- Low sales volumes on a weak market
- Operating income of SEK 11 M
- Launch of Euro 6 engine and plug in hybrid bus
- Håkan Agnevall appointed President of Volvo Buses
Breakeven in spite of low market volumes
In 2013, the European market is expected to remain on the same level as in 2012 and is still under severe price pressure. In India demand is much lower on the coach market, and in the city bus segment the Indian government has announced government grants for purchases of buses, JnNurm, valid 2013-2016. In China higher quoting activity is expected in Shanghai during 2013.
In North America there are indicators of a recovery, both on the transit and coach market. In South America the Finame incentives in Brazil continue to support market growth. Tender activity in Brazil is expected to improve towards the end of the year.
Weaker market hampers volume growth
Deliveries during the second quarter of 2013 amounted to 2,050 buses, compared to 2,117 units for the same period in 2012, which is a decrease of 3%.

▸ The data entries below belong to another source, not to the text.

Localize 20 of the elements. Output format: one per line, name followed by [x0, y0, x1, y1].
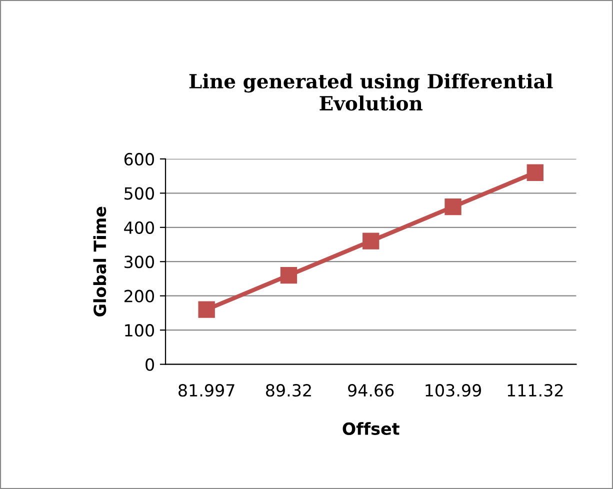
- y-tick-label: 600: [124, 152, 154, 166]
- point: [280, 266, 298, 284]
- point: [362, 232, 380, 250]
- y-tick-label: 0: [146, 358, 154, 371]
- y-tick-label: 400: [124, 221, 154, 234]
- y-axis-title: Global Time: [93, 206, 106, 316]
- x-tick-label: 94.66: [348, 384, 394, 397]
- chart-title: Line generated using Differential Evolution: [189, 73, 553, 111]
- y-tick-label: 100: [125, 324, 154, 337]
- x-tick-label: 103.99: [426, 384, 481, 397]
- point: [198, 301, 215, 318]
- y-tick-label: 300: [124, 256, 154, 268]
- x-axis-title: Offset: [342, 422, 400, 436]
- point: [526, 164, 544, 181]
- x-tick-label: 81.997: [178, 384, 234, 397]
- x-tick-label: 89.32: [266, 384, 311, 397]
- point: [444, 198, 462, 216]
- y-tick-label: 200: [124, 290, 154, 302]
- x-tick-label: 111.32: [508, 384, 563, 397]
- y-tick-label: 500: [124, 187, 154, 200]
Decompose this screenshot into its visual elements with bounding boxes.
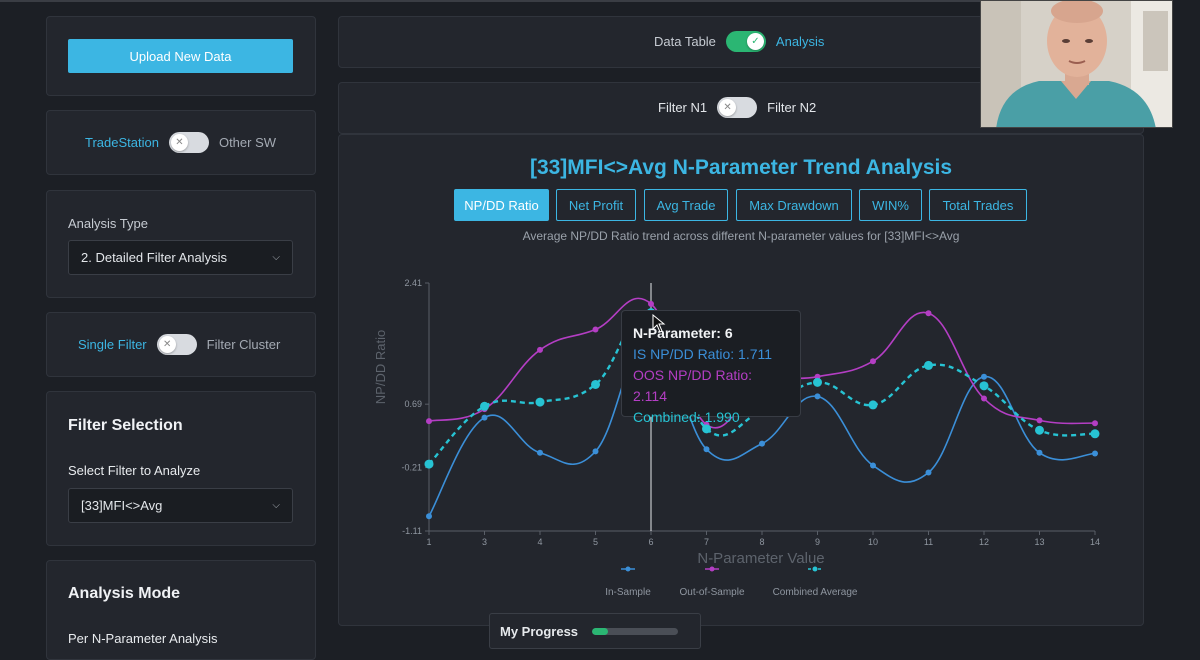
filter-selection-title: Filter Selection xyxy=(68,417,183,434)
progress-bar xyxy=(592,627,679,635)
progress-label: My Progress xyxy=(500,623,579,639)
chevron-down-icon: ⌵ xyxy=(272,500,280,511)
upload-button[interactable]: Upload New Data xyxy=(68,39,293,73)
webcam-person-image xyxy=(981,1,1172,127)
tooltip-title: N-Parameter: 6 xyxy=(633,325,733,341)
close-icon: ✕ xyxy=(719,99,737,116)
data-table-label: Data Table xyxy=(654,34,716,49)
platform-right-label: Other SW xyxy=(218,135,277,150)
analysis-mode-title: Analysis Mode xyxy=(68,585,181,602)
tooltip-oos: OOS NP/DD Ratio: 2.114 xyxy=(633,367,753,404)
platform-toggle-row: TradeStation ✕ Other SW xyxy=(85,132,276,153)
tooltip-is: IS NP/DD Ratio: 1.711 xyxy=(633,346,773,362)
chart-subtitle: Average NP/DD Ratio trend across differe… xyxy=(522,229,960,243)
analysis-type-value: 2. Detailed Filter Analysis xyxy=(81,250,227,265)
filter-mode-toggle-row: Single Filter ✕ Filter Cluster xyxy=(78,334,280,355)
metric-button-np-dd[interactable]: NP/DD Ratio xyxy=(454,189,549,221)
platform-switch[interactable]: ✕ xyxy=(168,132,209,153)
cursor-icon xyxy=(652,314,666,333)
progress-panel[interactable]: My Progress xyxy=(489,613,701,649)
analysis-type-select[interactable]: 2. Detailed Filter Analysis ⌵ xyxy=(68,240,293,275)
filter-n1-label: Filter N1 xyxy=(658,100,708,115)
analysis-mode-card xyxy=(46,560,316,660)
filter-mode-right-label: Filter Cluster xyxy=(206,337,281,352)
chevron-down-icon: ⌵ xyxy=(272,252,280,263)
filter-n-switch[interactable]: ✕ xyxy=(717,97,758,118)
chart-tooltip: N-Parameter: 6 IS NP/DD Ratio: 1.711 OOS… xyxy=(621,310,801,425)
progress-fill xyxy=(592,627,608,635)
metric-button-win-pct[interactable]: WIN% xyxy=(859,189,922,221)
close-icon: ✕ xyxy=(170,134,188,151)
metric-button-total-trades[interactable]: Total Trades xyxy=(929,189,1027,221)
view-switch[interactable]: ✓ xyxy=(725,31,766,52)
metric-button-avg-trade[interactable]: Avg Trade xyxy=(644,189,728,221)
view-toggle-row: Data Table ✓ Analysis xyxy=(654,31,824,52)
chart-title: [33]MFI<>Avg N-Parameter Trend Analysis xyxy=(529,156,953,179)
top-border xyxy=(0,0,980,2)
analysis-mode-sub: Per N-Parameter Analysis xyxy=(68,631,218,646)
metric-button-max-drawdown[interactable]: Max Drawdown xyxy=(736,189,852,221)
metric-button-net-profit[interactable]: Net Profit xyxy=(556,189,636,221)
filter-n-toggle-row: Filter N1 ✕ Filter N2 xyxy=(658,97,816,118)
filter-select-label: Select Filter to Analyze xyxy=(68,463,201,478)
platform-left-label: TradeStation xyxy=(85,135,159,150)
check-icon: ✓ xyxy=(746,33,764,50)
filter-select[interactable]: [33]MFI<>Avg ⌵ xyxy=(68,488,293,523)
filter-mode-left-label: Single Filter xyxy=(78,337,147,352)
filter-mode-switch[interactable]: ✕ xyxy=(156,334,197,355)
filter-select-value: [33]MFI<>Avg xyxy=(81,498,163,513)
analysis-type-label: Analysis Type xyxy=(68,216,148,231)
tooltip-combined: Combined: 1.990 xyxy=(633,409,740,425)
filter-n2-label: Filter N2 xyxy=(767,100,817,115)
webcam-overlay xyxy=(980,0,1173,128)
analysis-label: Analysis xyxy=(775,34,825,49)
close-icon: ✕ xyxy=(158,336,176,353)
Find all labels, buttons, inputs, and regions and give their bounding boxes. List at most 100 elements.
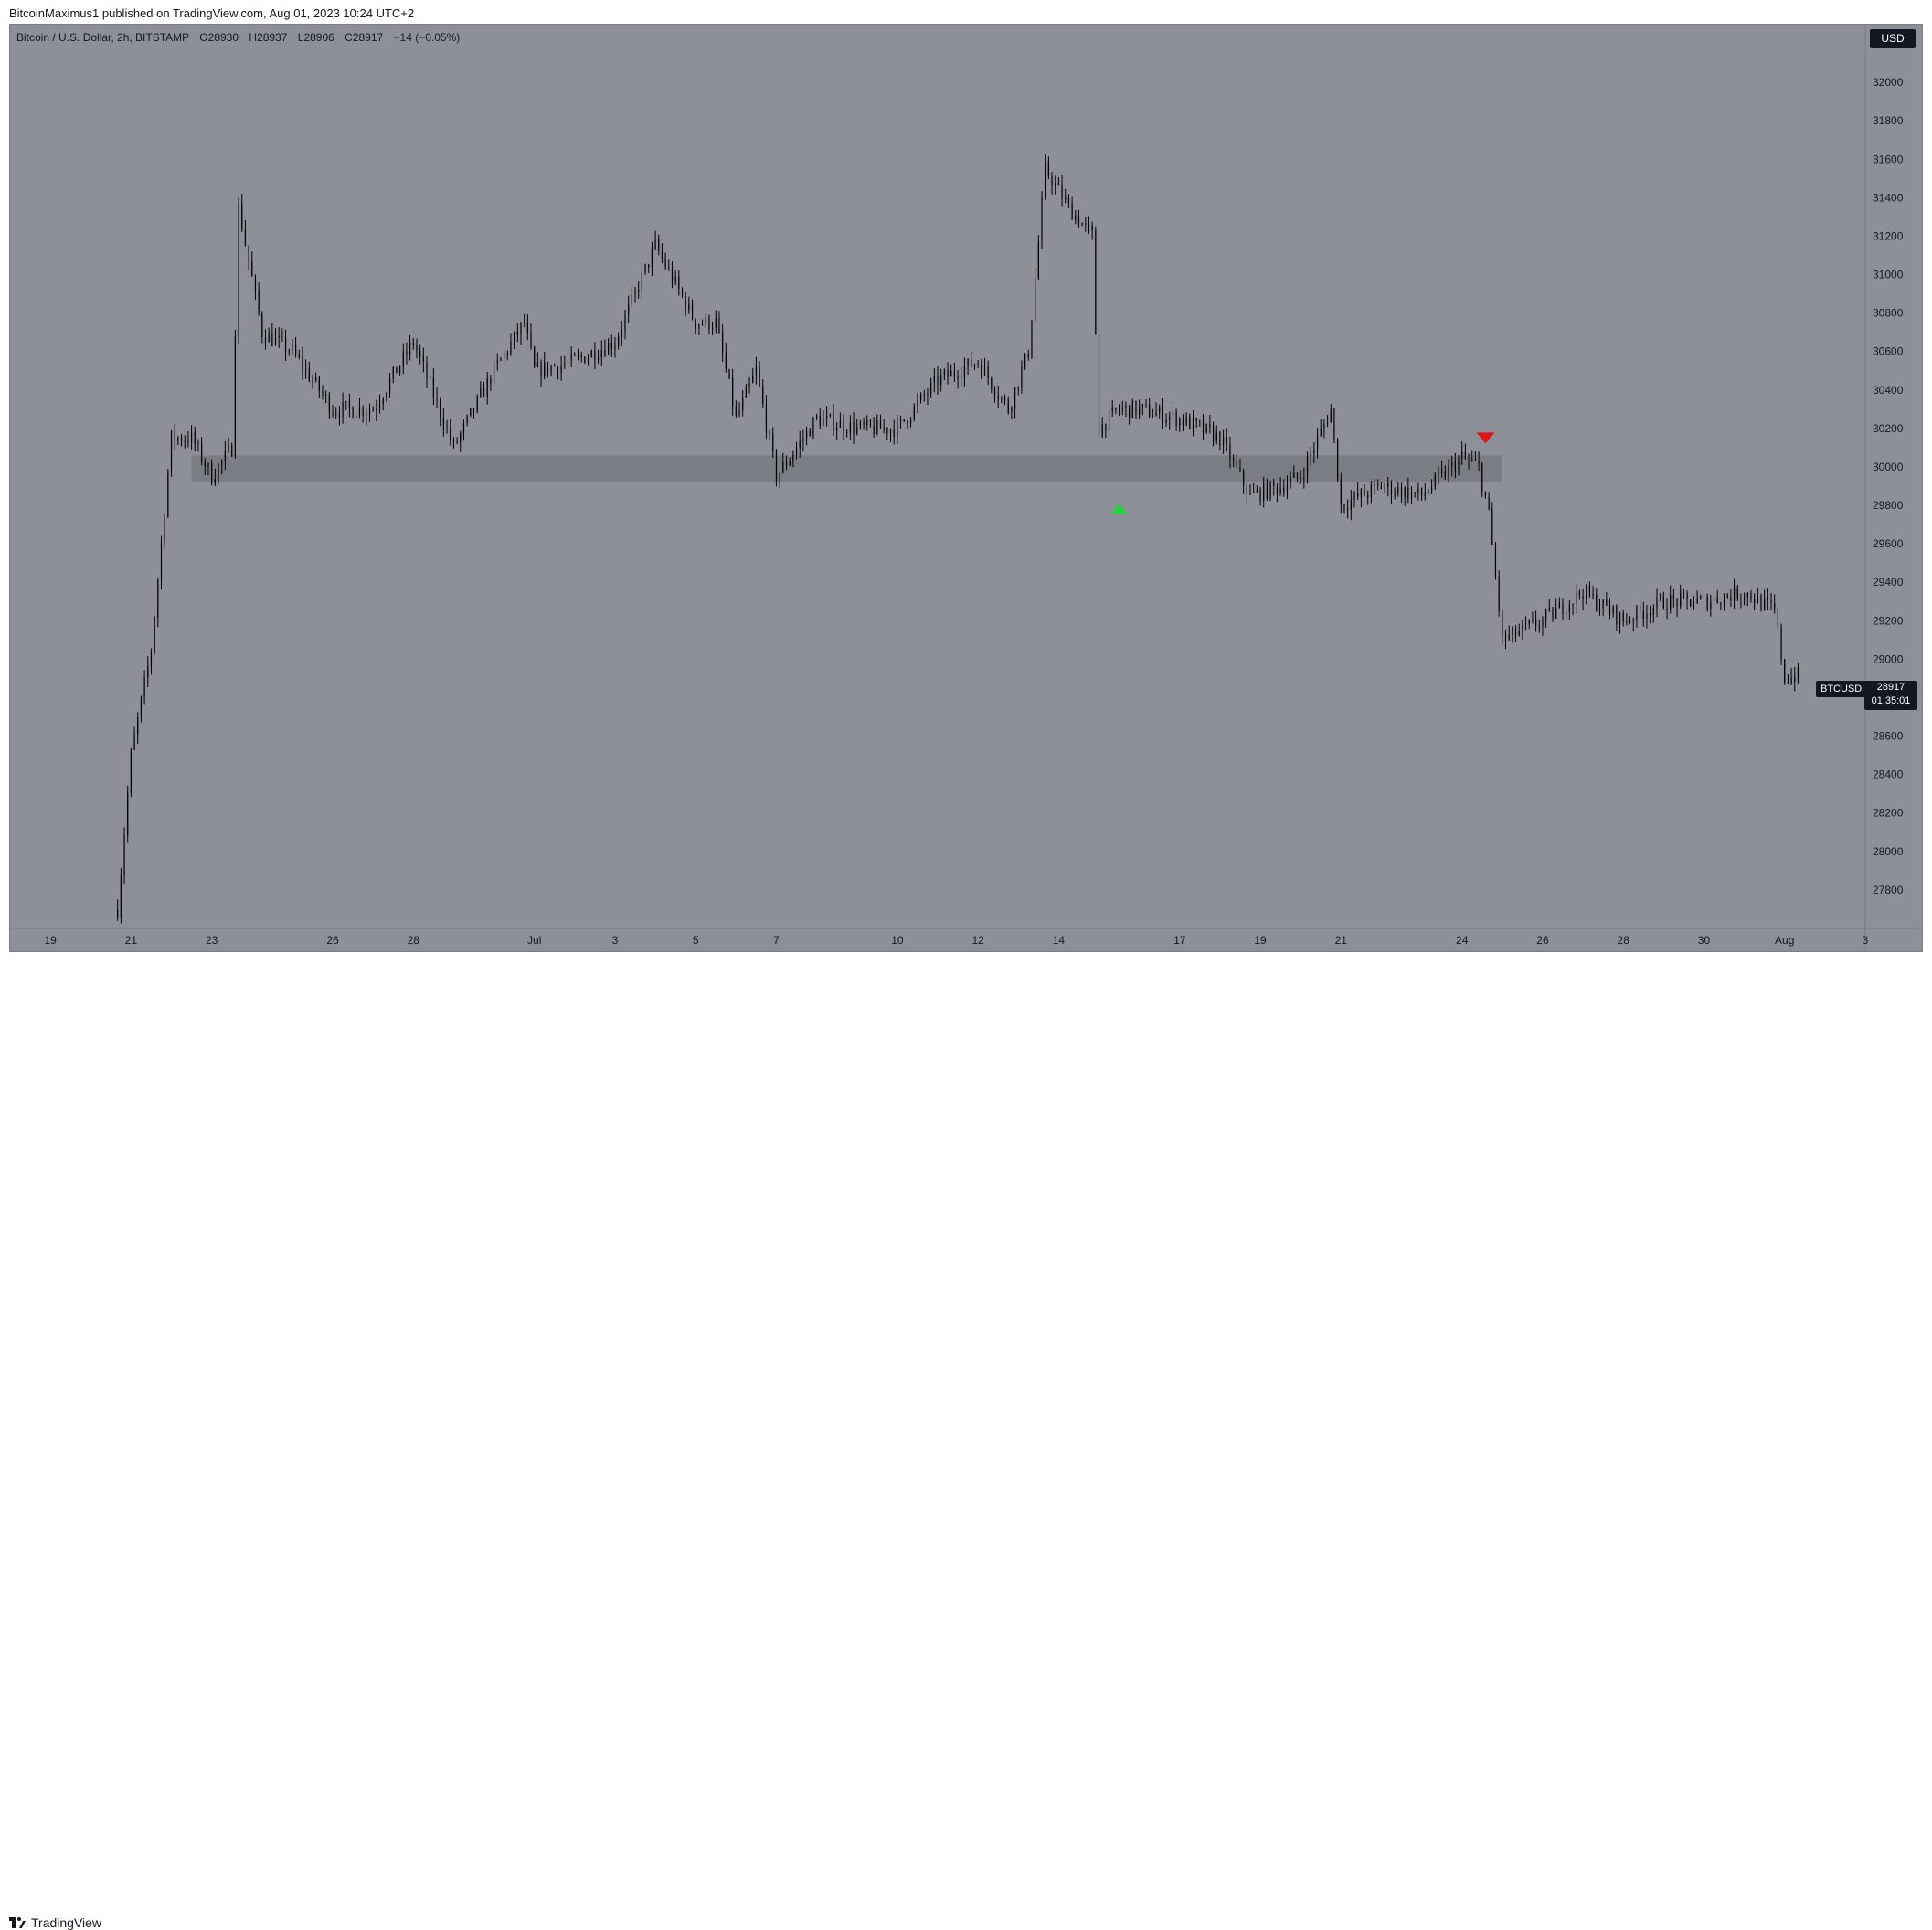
candle-body (516, 332, 518, 335)
candle-body (1212, 427, 1215, 442)
candle-body (1380, 484, 1383, 489)
candle-body (432, 377, 434, 398)
candle-body (597, 357, 600, 361)
candle-body (308, 368, 310, 381)
candle-body (893, 429, 895, 437)
candle-body (584, 356, 586, 364)
candle-body (674, 276, 676, 282)
price-tick-label: 31400 (1873, 191, 1904, 204)
candle-body (470, 408, 472, 416)
candle-body (1129, 405, 1131, 419)
candle-body (322, 390, 324, 395)
candle-body (1542, 619, 1544, 627)
candle-body (514, 332, 515, 343)
chart-frame[interactable]: 2780028000282002840028600288002900029200… (9, 24, 1923, 952)
candle-body (1616, 606, 1618, 625)
candle-body (812, 418, 814, 437)
candle-body (991, 377, 993, 389)
candle-body (1582, 596, 1584, 600)
candle-body (1622, 612, 1624, 622)
currency-button[interactable]: USD (1870, 29, 1916, 48)
candle-body (1491, 508, 1493, 545)
candle-body (288, 351, 290, 353)
candle-body (634, 290, 636, 294)
candle-body (755, 366, 758, 376)
candle-body (1300, 477, 1301, 480)
candle-body (1720, 602, 1722, 605)
candle-body (1706, 596, 1708, 610)
last-price-value: 28917 (1876, 682, 1905, 693)
candle-body (1498, 576, 1500, 611)
candle-body (1650, 613, 1651, 615)
candle-body (1243, 470, 1245, 485)
candle-body (873, 425, 875, 434)
arrow-up-icon[interactable] (1110, 504, 1128, 514)
candle-body (836, 427, 838, 431)
time-tick-label: 5 (693, 934, 699, 947)
candle-body (1606, 599, 1608, 607)
candle-body (1716, 597, 1718, 603)
candle-body (1159, 407, 1161, 413)
candle-body (1397, 487, 1399, 493)
candle-body (140, 696, 143, 717)
candle-body (1055, 183, 1056, 186)
candle-body (450, 428, 451, 440)
tradingview-logo[interactable]: TradingView (9, 1915, 101, 1930)
time-tick-label: 19 (44, 934, 57, 947)
candle-body (284, 337, 287, 352)
candle-body (1024, 353, 1026, 368)
candle-body (981, 363, 982, 376)
candle-body (648, 264, 650, 268)
candle-body (547, 362, 549, 373)
candle-body (1468, 457, 1470, 461)
candle-body (1481, 463, 1483, 492)
candle-body (510, 342, 512, 355)
candle-body (1407, 487, 1409, 499)
candle-body (819, 416, 821, 427)
candle-body (859, 421, 862, 427)
tradingview-brand: TradingView (31, 1915, 102, 1930)
candle-body (1320, 428, 1322, 436)
price-tick-label: 28600 (1873, 730, 1904, 743)
candle-body (1414, 492, 1416, 493)
candle-body (748, 382, 750, 387)
candle-body (1797, 666, 1799, 682)
candle-body (1746, 593, 1748, 598)
candle-body (1636, 606, 1638, 621)
candle-body (133, 734, 135, 750)
candle-body (1162, 407, 1163, 423)
candle-body (661, 250, 663, 259)
candle-body (651, 248, 653, 268)
chart-canvas[interactable]: 2780028000282002840028600288002900029200… (10, 25, 1922, 951)
candle-body (1095, 230, 1097, 335)
candle-body (1670, 595, 1672, 610)
candle-body (472, 408, 475, 411)
candle-body (1662, 596, 1664, 609)
candle-body (1420, 487, 1423, 496)
candle-body (1256, 489, 1258, 493)
candle-body (261, 313, 263, 337)
low-value: 28906 (303, 31, 334, 44)
candle-body (580, 355, 582, 357)
candle-body (490, 377, 492, 384)
candle-body (1071, 202, 1073, 220)
arrow-down-icon[interactable] (1476, 432, 1495, 444)
candle-body (302, 356, 303, 370)
candle-body (201, 443, 203, 462)
candle-body (1434, 474, 1436, 488)
candle-body (274, 337, 277, 346)
candle-body (1077, 215, 1080, 226)
candle-body (947, 370, 949, 377)
candle-body (708, 316, 710, 330)
candle-body (735, 406, 737, 416)
candle-body (577, 355, 579, 357)
bar-countdown: 01:35:01 (1871, 695, 1911, 706)
candle-body (294, 345, 297, 355)
support-zone[interactable] (191, 455, 1502, 482)
price-tick-label: 29400 (1873, 576, 1904, 589)
candle-body (927, 394, 929, 396)
candle-body (1693, 603, 1695, 607)
candle-body (1152, 416, 1153, 418)
candle-body (1454, 461, 1456, 472)
candle-body (150, 652, 153, 666)
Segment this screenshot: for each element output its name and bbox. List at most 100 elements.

Order intake in the second quarter totaled 2,326 buses, which was 13% higher than the same period last year. Volvo Buses continues to strengthen its position as a world leader in hybrid technology. During the second quarter the new plug in hybrid was introduced in field tests, followed by the launch of ElectriCity, a planned co-operation between Volvo Group, the City of Göteborg and other regional stakeholders. The objective is to introduce fully electric buses in 2015, along with creation and trial runs of new bus-stop solutions, traffic-routing systems, safety concepts, energy supply and business models.
Breakeven in the quarter
Net sales in the second quarter decreased by 20% to SEK 4,008 M (5,040). Adjusted for currency fluctuations, sales decreased by 16%. Buses reported an operating income of SEK 11 M compared to an operating income of SEK 188 M during the second quarter of 2012. Compared with the second quarter of 2012, operating income was negatively impacted by changes in currency exchange rates in an amount of SEK 63 M. Operating income in the second quarter of 2012 was positively affected by VAT credits in Brazil of SEK 50 M relating to previous years. Operating margin was 0.3% (3.7).
A cost reduction program is in focus in Volvo Buses to offset the negative market development. Concentration of manufacturing of complete buses in Europe to Wroclaw, Poland has been fully implemented. Manufacturing of Volvo buses in Säffle, Sweden was discontinued during the second quarter.